- Battle of Hammamet: Part of Spanish–Ottoman wars
| Date | 14 August 1605 |
| Location | Hammamet, Tunisia |
| Result | Ottoman-Tunisian victory |

Belligerents
- Spanish Empire Kingdom of Sicily; Knights Hospitaller: Ottoman Empire Tunisia;

Commanders and leaders
- Juan de Padilla Manrique y Acuña †: Unknown

Strength
- 1,200–1,400 men 10 ships Sicily 6-7 ships; Maltese 3-4 ships;: Unknown

Casualties and losses
- 500–1,000 killed: Unknown

= Battle of Hammamet =

Battle in the Spanish-Ottoman Wars

The Battle of Hammamet was an attack by the Spanish-Sicilian-Maltese fleet on the Tunisian town Hammamet, the campaign ended in a fiasco and massacre for the allied troops.

==Battle==
In 1605, a fleet of 10 ships consisting of 6 or 7 Sicilian ships, 3 or 4 Maltese ships and 1,200 or 1,400 men, the aim was to attack the city of Hammamet, The allied forces was led by the Spanish commander Juan de Padilla Manrique y Acuña, Adelantado of Castile, they landed on 14 August  and the Allied troops quickly captured the city, slaying its entire garrison and capturing a few women, according to Alonso de Contreras.
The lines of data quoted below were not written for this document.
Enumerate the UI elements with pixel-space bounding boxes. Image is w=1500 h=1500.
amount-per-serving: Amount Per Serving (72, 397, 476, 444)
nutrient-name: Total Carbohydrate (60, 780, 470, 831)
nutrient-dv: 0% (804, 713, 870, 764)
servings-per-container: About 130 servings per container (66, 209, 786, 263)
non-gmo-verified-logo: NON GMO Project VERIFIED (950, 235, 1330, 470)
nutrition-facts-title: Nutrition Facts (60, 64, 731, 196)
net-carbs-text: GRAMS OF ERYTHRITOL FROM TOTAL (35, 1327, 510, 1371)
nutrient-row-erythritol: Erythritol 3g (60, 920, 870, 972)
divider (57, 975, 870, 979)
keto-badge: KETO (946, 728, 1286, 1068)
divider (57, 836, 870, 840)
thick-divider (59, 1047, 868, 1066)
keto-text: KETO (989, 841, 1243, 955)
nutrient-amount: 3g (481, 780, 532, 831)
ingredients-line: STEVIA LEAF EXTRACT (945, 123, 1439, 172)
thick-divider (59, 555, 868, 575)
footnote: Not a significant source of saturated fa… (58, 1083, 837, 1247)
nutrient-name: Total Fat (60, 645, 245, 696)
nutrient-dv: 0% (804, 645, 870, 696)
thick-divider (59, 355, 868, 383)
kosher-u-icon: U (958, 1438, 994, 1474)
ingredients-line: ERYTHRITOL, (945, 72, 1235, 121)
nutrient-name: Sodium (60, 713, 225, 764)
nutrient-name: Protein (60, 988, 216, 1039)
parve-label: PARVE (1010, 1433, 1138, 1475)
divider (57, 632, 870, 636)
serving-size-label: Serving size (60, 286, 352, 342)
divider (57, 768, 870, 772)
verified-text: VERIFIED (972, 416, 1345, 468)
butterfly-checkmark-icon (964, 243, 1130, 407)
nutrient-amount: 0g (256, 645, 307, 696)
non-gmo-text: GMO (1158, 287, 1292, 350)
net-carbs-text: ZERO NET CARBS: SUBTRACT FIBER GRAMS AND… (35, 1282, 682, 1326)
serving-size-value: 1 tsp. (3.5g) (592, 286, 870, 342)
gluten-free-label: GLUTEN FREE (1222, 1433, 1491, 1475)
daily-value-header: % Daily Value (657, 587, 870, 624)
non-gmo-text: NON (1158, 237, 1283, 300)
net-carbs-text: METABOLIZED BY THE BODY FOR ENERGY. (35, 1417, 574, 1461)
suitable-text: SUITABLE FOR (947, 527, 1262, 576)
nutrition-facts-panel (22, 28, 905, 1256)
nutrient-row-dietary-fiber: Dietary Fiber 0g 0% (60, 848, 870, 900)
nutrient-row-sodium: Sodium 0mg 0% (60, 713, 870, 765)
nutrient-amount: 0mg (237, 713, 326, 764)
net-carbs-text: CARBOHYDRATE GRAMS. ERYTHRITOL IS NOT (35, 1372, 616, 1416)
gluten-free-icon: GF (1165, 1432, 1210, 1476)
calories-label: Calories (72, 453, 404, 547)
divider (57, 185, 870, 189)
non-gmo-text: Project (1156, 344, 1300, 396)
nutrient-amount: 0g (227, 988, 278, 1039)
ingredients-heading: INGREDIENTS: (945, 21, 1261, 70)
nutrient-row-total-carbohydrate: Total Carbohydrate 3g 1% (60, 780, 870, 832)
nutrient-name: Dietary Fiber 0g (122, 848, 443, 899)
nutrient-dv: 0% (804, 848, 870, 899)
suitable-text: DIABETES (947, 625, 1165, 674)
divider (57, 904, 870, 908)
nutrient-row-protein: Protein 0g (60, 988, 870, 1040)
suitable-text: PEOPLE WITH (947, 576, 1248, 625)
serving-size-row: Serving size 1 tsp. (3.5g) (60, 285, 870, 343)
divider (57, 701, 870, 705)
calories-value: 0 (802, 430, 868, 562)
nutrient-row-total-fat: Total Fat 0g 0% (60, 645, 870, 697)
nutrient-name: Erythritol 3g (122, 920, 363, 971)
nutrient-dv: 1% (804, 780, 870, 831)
A trumpet sound was heard, which prompted a retreat. Since no one knew who ordered the retreat, the allied troops withdrew back to their ships, with the whole army on the beach ahead. Seeing this, the Tunisians attacked them. On top of this, a storm wrecked the ships, making the escape impossible, and the allied troops were surrounded and massacred. The Adelantado tried to swim but was killed. in the ensuing massacre, 500 or 1,000 were killed in the expedition.